All New Discounted IC Tokens Will Rise in Value
ICO (Initial Coin Offering) is the advance sale of a project’s cryptocurrencies or tokens, to be used within their platforms or outside, in advance, to fund the development of their platforms. These tokens can be easily sold and traded at anytime, on all cryptocurrency exchanges depending on their demand. So, an ICO is when a company raises money in Bitcoin or other cryptocurrencies for the technical development of their projects. These tokens are essentially the incentives, for several market participants to use and grow the platform in a decentralised manner. Such incentives are paramount in making a decentralised ecosystem operate sustainably. This allows for formation of new economic systems; possibly even capable of transforming/improving wider systems like “capitalism”.
Majority of the ICOs unfortunately don’t and won’t work because:
- Many ideas don’t need blockchain or ICOs at all. They are centralised, don’t need a community, or have no real business models. As explained above, you cannot “decentralise everything”.

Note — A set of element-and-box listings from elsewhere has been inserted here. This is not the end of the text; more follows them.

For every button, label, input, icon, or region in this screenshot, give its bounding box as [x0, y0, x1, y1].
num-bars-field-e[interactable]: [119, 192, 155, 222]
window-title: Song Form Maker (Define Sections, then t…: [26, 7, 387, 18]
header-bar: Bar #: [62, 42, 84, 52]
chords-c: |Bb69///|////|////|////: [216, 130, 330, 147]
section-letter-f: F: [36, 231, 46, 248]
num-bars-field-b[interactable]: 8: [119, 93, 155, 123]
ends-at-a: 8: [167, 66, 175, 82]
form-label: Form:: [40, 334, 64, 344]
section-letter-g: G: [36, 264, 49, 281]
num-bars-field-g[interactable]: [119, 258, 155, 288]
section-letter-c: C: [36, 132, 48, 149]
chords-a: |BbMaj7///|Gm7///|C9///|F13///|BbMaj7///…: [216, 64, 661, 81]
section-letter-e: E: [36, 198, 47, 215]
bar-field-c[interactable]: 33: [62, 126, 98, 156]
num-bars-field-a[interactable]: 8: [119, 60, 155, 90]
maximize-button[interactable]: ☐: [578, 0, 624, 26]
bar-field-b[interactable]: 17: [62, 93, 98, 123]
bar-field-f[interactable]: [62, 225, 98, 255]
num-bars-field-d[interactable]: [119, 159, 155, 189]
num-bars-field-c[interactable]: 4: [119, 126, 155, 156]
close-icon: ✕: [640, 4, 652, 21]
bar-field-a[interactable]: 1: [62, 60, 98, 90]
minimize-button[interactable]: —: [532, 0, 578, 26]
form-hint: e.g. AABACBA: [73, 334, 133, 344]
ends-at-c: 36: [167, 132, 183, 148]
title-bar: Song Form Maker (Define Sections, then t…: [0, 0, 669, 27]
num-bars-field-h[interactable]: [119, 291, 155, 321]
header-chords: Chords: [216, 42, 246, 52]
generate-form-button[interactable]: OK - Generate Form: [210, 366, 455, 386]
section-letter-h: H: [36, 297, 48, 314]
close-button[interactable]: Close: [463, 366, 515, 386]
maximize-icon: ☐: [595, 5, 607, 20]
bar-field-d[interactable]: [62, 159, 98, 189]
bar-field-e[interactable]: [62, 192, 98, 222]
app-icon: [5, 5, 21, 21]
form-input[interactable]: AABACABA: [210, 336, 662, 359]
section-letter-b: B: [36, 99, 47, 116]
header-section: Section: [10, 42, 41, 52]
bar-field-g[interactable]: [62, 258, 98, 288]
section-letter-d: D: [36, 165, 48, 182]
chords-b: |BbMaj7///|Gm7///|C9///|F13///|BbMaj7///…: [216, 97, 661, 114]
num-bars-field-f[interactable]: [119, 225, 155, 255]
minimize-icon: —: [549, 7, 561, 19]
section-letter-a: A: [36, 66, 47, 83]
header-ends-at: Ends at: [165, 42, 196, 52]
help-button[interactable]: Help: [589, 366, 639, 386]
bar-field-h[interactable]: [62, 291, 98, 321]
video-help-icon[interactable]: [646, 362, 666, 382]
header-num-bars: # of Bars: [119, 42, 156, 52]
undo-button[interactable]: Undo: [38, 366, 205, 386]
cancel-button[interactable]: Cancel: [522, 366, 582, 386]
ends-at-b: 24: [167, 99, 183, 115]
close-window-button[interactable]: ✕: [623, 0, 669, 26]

- The teams behind ICOs have nothing to lose. Once they raise millions to billions on an idea, basic prototype at best, proven or unproven teams with “self-proclaimed experts” or “larger than life celebrities lending their names”, there is no major pressure to execute their idea well. There is no governance on the use of funds. Compare this to typical startups, where entrepreneurs get modest valuation, and have to be “all in” the project to see any returns after 5-10 years or hard work. They are “on the hook”, forever. And, a lack of regulation, accountability and legality of structures makes it the “wild west“ of finance and reduces the probability of success.